Mixed-used, similar to what formerly was called high-density development, has proven a difficult sell in the past, however.
“We support the ability to develop at high densities and mixed-use,” said David Godlewski, president of the Southern Arizona Home Builders Association. “We haven’t seen a track record or political will to do it.”
Godlewski points to the controversies over the Main Gate Overlay District in the City of Tucson as an example.
There, residents have been outspoken against high-density and mixed-use developments because of the potential impacts on traffic and views. The plan has allowed for buildings as tall as 14-stories to be built.
“This is exactly what Las Vegas did when it was in its boom cycle of growth (in the late 1980s through the 1990s),” said Mike Varney, Tucson Metro Chamber president and CEO.
Varney came to Tucson from a similar job in the Las Vegas area, where he said the community embraced an effort to alter the patterns of growth in the region that had for many years, like the Tucson area, favored continued outward sprawl.
Instead, attempts were made to minimize sprawl by building higher-density developments and focusing on urban core areas.
“It was a very different model of home building but it became the norm,” Varney said.
Imagine Greater Tucson participants strongly supported the idea of higher-density development.
Another survey question, which asked whether people would prefer to live among greater density areas if sensitive lands were preserved or in lower density with less environmental preservation, showed similar results.
By a margin of 81 percent to 19 percent, survey participants chose the higher-density option.
Survey results also showed that respondents were equally receptive to the idea of putting new businesses downtown in redeveloped commercial centers. Only seven percent of survey respondents supported concentrating new business development in the outskirts of the region.
Other questions in the survey included asking participants to rank which items were most important to them from a list including a vibrant downtown, availability of single-family housing and less travel time, among others.
Participants ranked clean and sustainable water resources as most important, with 83 percent putting it at the top of the list. Clean air was the second most important with 75 percent and conservation of the natural environment had 70 percent of the vote.
On transportation issues, participants overwhelmingly supported the idea of building a regional rail system.
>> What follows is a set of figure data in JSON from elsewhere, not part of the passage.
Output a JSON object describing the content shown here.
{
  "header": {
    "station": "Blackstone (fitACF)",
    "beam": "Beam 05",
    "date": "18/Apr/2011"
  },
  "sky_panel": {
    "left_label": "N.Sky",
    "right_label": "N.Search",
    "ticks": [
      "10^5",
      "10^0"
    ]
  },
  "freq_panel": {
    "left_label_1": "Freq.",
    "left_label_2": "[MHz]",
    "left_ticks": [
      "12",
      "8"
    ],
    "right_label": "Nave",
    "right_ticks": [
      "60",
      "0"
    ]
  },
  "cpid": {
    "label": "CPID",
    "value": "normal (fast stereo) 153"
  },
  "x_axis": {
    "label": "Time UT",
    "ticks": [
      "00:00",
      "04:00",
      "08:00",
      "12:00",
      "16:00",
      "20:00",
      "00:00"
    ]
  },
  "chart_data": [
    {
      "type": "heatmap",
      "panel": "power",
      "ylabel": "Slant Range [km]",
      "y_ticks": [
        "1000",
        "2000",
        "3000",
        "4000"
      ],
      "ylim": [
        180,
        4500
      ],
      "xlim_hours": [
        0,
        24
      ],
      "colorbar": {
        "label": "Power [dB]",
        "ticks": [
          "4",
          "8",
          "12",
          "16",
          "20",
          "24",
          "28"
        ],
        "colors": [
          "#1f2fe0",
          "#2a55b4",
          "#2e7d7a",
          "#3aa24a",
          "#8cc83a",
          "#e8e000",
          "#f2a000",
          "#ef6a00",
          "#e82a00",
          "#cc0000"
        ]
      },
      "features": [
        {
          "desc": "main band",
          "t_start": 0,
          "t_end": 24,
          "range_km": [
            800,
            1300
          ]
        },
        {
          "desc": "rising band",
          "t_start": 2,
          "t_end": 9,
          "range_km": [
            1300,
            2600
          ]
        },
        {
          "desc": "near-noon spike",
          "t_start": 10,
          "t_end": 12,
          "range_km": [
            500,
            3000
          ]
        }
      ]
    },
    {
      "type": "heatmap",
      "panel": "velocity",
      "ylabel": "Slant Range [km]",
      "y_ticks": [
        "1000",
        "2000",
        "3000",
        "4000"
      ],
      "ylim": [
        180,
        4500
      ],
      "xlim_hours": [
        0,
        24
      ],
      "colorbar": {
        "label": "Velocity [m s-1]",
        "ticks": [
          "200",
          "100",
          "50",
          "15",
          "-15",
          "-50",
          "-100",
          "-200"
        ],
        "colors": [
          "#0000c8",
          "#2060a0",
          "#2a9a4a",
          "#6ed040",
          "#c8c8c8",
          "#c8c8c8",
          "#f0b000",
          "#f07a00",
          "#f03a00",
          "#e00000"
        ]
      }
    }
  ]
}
That issue garnered 51 percent support.
Survey participants were equally split in support for more road widening, improved bicycle infrastructure and expanding the bus system, each with 40 percent support.
Least popular on that list was building more roads, with 27 percent support, and adding more lines to the modern streetcar system, with 28 percent support.
Whether the effort will find its way into government code remains to be determined.
Hartley said the individual jurisdictions would have to decide whether the survey results and forthcoming scenario documents fit their community visions.
“This is not Imagine Greater Tucson’s vision,” Hartley said. “This is a vision from the residents of the community for the region’s future.”